Rio - Após a série de acidentes na Sapucaí, a Liga Independente das Escolas de Samba do Rio de Janeiro (Liesa) está estudando medidas de segurança para o Carnaval 2018. Segundo o diretor Elmo dos Santos, nesta quinta-feira, na 6ª DP (Cidade Nova), foram colocadas grades no setor 1 e há possibilidade de não se deixar ninguém, em 2018, no local onde ocorreu o atropelamento da Paraíso do Tuiuti, no último domingo.

Santos voltou a afirmar que haviam pessoas no local do acidente que não deveriam estar naquela parte da Avenida. "Ali é uma área de armação.

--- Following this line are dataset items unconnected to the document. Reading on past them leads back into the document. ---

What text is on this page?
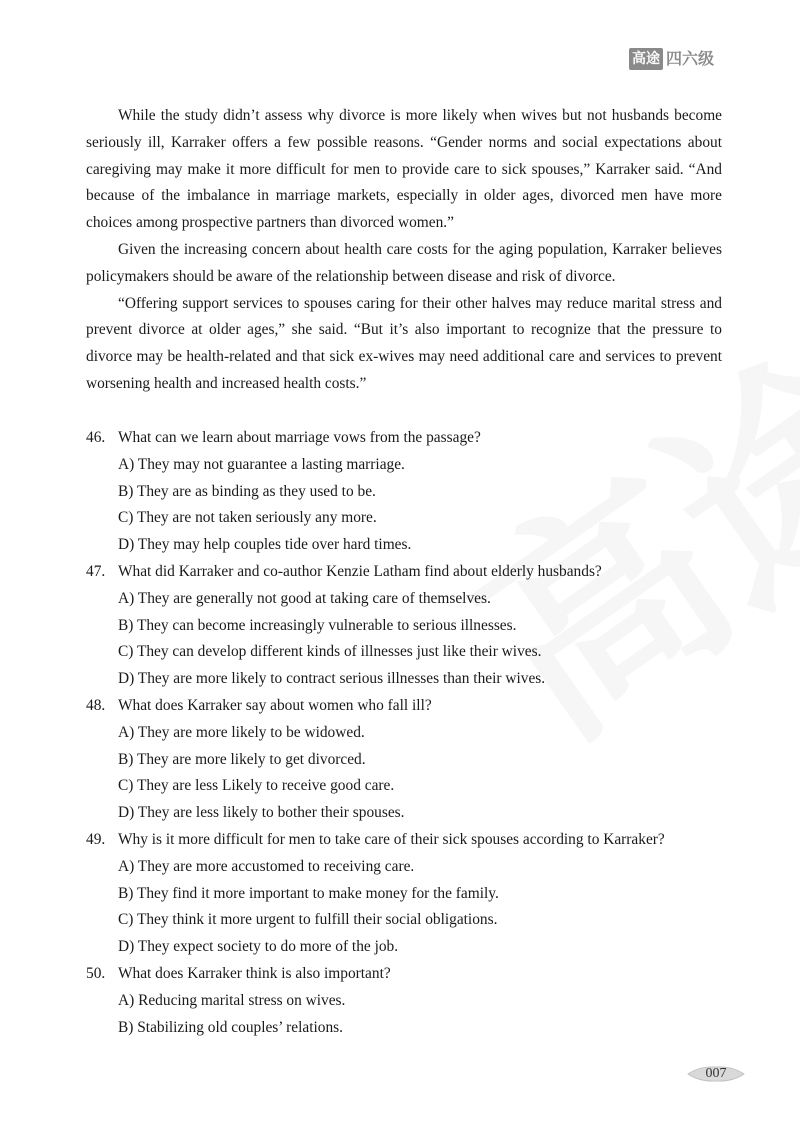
高途 四六级

While the study didn’t assess why divorce is more likely when wives but not husbands become seriously ill, Karraker offers a few possible reasons. “Gender norms and social expectations about caregiving may make it more difficult for men to provide care to sick spouses,” Karraker said. “And because of the imbalance in marriage markets, especially in older ages, divorced men have more choices among prospective partners than divorced women.”

Given the increasing concern about health care costs for the aging population, Karraker believes policymakers should be aware of the relationship between disease and risk of divorce.

“Offering support services to spouses caring for their other halves may reduce marital stress and prevent divorce at older ages,” she said. “But it’s also important to recognize that the pressure to divorce may be health-related and that sick ex-wives may need additional care and services to prevent worsening health and increased health costs.”

46. What can we learn about marriage vows from the passage?
A) They may not guarantee a lasting marriage.
B) They are as binding as they used to be.
C) They are not taken seriously any more.
D) They may help couples tide over hard times.
47. What did Karraker and co-author Kenzie Latham find about elderly husbands?
A) They are generally not good at taking care of themselves.
B) They can become increasingly vulnerable to serious illnesses.
C) They can develop different kinds of illnesses just like their wives.
D) They are more likely to contract serious illnesses than their wives.
48. What does Karraker say about women who fall ill?
A) They are more likely to be widowed.
B) They are more likely to get divorced.
C) They are less Likely to receive good care.
D) They are less likely to bother their spouses.
49. Why is it more difficult for men to take care of their sick spouses according to Karraker?
A) They are more accustomed to receiving care.
B) They find it more important to make money for the family.
C) They think it more urgent to fulfill their social obligations.
D) They expect society to do more of the job.
50. What does Karraker think is also important?
A) Reducing marital stress on wives.
B) Stabilizing old couples’ relations.
007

Fica difícil as pessoas estarem naquele local. É um lugar de perigo, o carro faz a curva justamente ali. Na hora em que o carro entra não tem que estar ninguém ali", afirmou o diretor nesta quinta.

Acidente com carro deixou feridos na TuiutiCacau Fernandes / Agência O Dia

Sobre as causas do acidente, Santos especulou, mas preferiu não opinar. "Estava chovendo muito e o carro pode escorregar, mas só a perícia vai poder determinar o que aconteceu", afirmou ele. Sobre a alegação do motorista de que a visibilidade que tinha no momento do desfile era baixa, ele disse não afirmar. 

"Tudo pode acontecer. Um avião não foi feito para cair, mas ocorrem acidentes. O que temos que fazer agora é esperar a perícia fazer seu trabalho e cada escola trabalhar junto com os órgãos públicos para que isso não volte a acontecer" , disse ele. 

Segundo o diretor, todas as escolas têm os documentos de vistoria necessários para o desfile na Sapucaí, exigidos pelo Conselho de Engenharia do Rio (Crea) e o Corpo de Bombeiros. "A cada dia que passa, as exigências são maiores e as escolas procuram cumprir. Tudo que é feito é de acordo com o Corpo de Bombeiros e os órgãos públicos", disse Santos. 

Feridos

Um dos acidentados durante os desfiles das escolas de samba na Marquês de Sapucaí teve alta noite desta quinta-feira. A paciente estava internada no Hospital Municipal Souza Aguiar, no Centro, e havia se ferido no afundamento de parte de uma alegoria da Unidos da Tijuca, na madrugada da última terça-feira.

No mesmo hospital, continuam internadas duas pacientes que sofreram fraturas no desfile da Paraíso do Tuiuti, quando uma das alegorias atropelou espectadores e jornalistas que estavam na pista do sambódromo. Elisabeth Ferreira Jofre, de 55 anos, e Maria de Lurdes Maura Ferreira, de 58, estão em estado grave, no Centro de Terapia Intensiva (CTI).

A terceira vítima da alegoria da Tuiuti que permanece internada, Lucia Regina de Mello Freitas, de 56 anos, está no Hospital Municipal Miguel Couto, na Gávea, e deve passar por uma cirurgia hoje. Ela também está no CTI em estado grave.

Um quarto acidentado está internado no CTI do Hospital Lourenço Jorge, na Barra da Tijuca.  Ele apresentou melhoras nas últimas horas, mas não há previsão de alta.

Os dois acidentes deixaram mais de 30 feridos. Na primeira noite de desfile, 20 pessoas foram feridas na colisão do carro da Tuiuti e, na segunda, 12 pessoas se feriram na Unidos da Tijuca.